While it is not advisable to travel with oversized baggage, the task is far from impossible. Do take the following things into account to ensure a seamless journey.

It is a cardinal rule that you arrive at the counter early. The check-in process is relatively longer for oversized luggage. Typically, if there isn’t any odd-sized item in your bunch, there’s no need to contact the airline in advance. 

Once landed, anyone would intuitively head straight to the carousel to collect their luggage. However, more often than not, large suitcases won’t end up on the belt for safety reasons.

If this is the case, claim your items at the oversized baggage counter. Trust us. This is way better than injuring yourself while lifting bags off the carousel. 

How Do I Manage Oversized Baggage When Travelling?

Heads-up, your massive luggage might not be waiting at the belt conveyor! Photo by Markus Winkler on Unsplash

Last but not least, do brace yourself for the hefty price that comes with some extra inches. Now, most airlines would go easy on oversized luggage so long as it doesn’t exceed the weight limit. Nevertheless, some will charge an additional fee. Preparing the money beforehand helps a ton. 

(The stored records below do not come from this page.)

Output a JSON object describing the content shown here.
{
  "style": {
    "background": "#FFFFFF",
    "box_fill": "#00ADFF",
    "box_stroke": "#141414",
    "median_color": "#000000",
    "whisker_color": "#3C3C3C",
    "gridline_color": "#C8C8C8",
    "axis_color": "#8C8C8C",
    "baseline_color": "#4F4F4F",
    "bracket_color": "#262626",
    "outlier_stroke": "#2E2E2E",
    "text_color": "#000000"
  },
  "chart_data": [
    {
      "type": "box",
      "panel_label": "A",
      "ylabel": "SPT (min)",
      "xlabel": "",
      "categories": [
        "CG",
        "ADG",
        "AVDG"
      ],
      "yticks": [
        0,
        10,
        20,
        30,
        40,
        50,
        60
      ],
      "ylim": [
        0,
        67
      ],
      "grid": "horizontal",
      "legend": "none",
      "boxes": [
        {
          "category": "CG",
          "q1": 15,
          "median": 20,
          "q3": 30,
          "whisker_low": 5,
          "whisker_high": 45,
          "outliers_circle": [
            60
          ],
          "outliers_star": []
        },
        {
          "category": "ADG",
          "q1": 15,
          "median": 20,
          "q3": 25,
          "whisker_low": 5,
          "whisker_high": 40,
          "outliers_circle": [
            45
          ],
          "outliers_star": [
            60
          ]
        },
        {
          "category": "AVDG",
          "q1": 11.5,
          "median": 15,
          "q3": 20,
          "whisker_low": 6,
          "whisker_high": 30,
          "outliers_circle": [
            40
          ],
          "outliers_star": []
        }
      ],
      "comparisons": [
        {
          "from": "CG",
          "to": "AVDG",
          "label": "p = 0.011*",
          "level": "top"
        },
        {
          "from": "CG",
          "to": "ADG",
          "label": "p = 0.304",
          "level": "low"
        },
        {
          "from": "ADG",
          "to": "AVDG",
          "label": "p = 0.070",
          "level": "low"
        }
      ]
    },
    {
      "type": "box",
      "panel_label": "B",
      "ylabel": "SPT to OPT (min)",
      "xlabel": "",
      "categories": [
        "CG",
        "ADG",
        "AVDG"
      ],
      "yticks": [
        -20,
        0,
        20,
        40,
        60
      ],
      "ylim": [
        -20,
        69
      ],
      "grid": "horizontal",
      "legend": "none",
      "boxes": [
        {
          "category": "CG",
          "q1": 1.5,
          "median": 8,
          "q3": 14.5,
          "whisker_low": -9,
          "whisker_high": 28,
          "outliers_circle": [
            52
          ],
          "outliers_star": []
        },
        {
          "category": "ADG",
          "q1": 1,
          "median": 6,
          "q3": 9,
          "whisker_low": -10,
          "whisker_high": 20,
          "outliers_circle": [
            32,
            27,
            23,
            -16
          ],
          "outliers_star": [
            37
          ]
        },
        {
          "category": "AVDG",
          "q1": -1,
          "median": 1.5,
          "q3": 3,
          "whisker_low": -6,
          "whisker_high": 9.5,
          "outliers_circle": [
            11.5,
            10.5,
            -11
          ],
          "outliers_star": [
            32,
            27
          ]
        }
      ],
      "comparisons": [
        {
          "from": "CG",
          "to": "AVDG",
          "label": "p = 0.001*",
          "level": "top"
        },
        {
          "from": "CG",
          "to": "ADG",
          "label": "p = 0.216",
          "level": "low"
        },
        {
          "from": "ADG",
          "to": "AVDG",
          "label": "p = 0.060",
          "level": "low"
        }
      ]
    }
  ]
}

4. How do I Measure My Bag At Home?

Taking baggage measurements is not rocket science, anyone could get it done in the comfort of their own home. Below are some tricks that we have compiled to make the process a little bit easier for you.

To ensure accuracy, be sure to measure the bag upright. Include all the features that stick out as they matter. If there are rounded edges, extend your tape to the very end. Be extra careful, or else errors will occur.

Sometimes, laying your suitcase against flat surfaces like the wall might do the trick. This method eliminates a great deal of variables, rendering your result exceptionally close to the exact number. 

5. Can I Check In A 32-Inch Luggage?

Yes, you can. However, keep in mind that linear measurement is what matters. Measure to see if your 32-inch luggage dimensions (length + width + height) are within 62 inches or not.

Bottom Line

62 inches is the magic number. Have it ingrained in your mind for the next epic holiday. By knowing the largest size for checked-in luggage, you’ll have an easier time at the airport.

Now that you’re armed with all the know-how, all there is left to do is power through the check-in procedures like a boss and jet off to the destination of your dreams.

We hope this article was helpful. There are many tips and tricks to avoid excess baggage fees. Feel free to share with us your favorite tips in the comments section down below. Until next time, bon voyage!

Anna Pham


3 comments


  • Nicola Ann Mahon

    My suitcase is 34×22.6×12.8 hardshell for 3 months in USA flying with aer lingus will this be ok to check in?


  • Barbara Davis

    Thank you! I wish I had read this earlier. I’ve discovered some of this on my own recently through trial and error and buying and returning suitcases. I finally learned the correct way to read dimension labels from different brands. Your article confirms that my newest luggage order will meet both domestic and international standards. Thanks! Barbara


  • Ann Reeves

    Thank you for the information. It was written well. It solves all my concerns about baggage at the airport.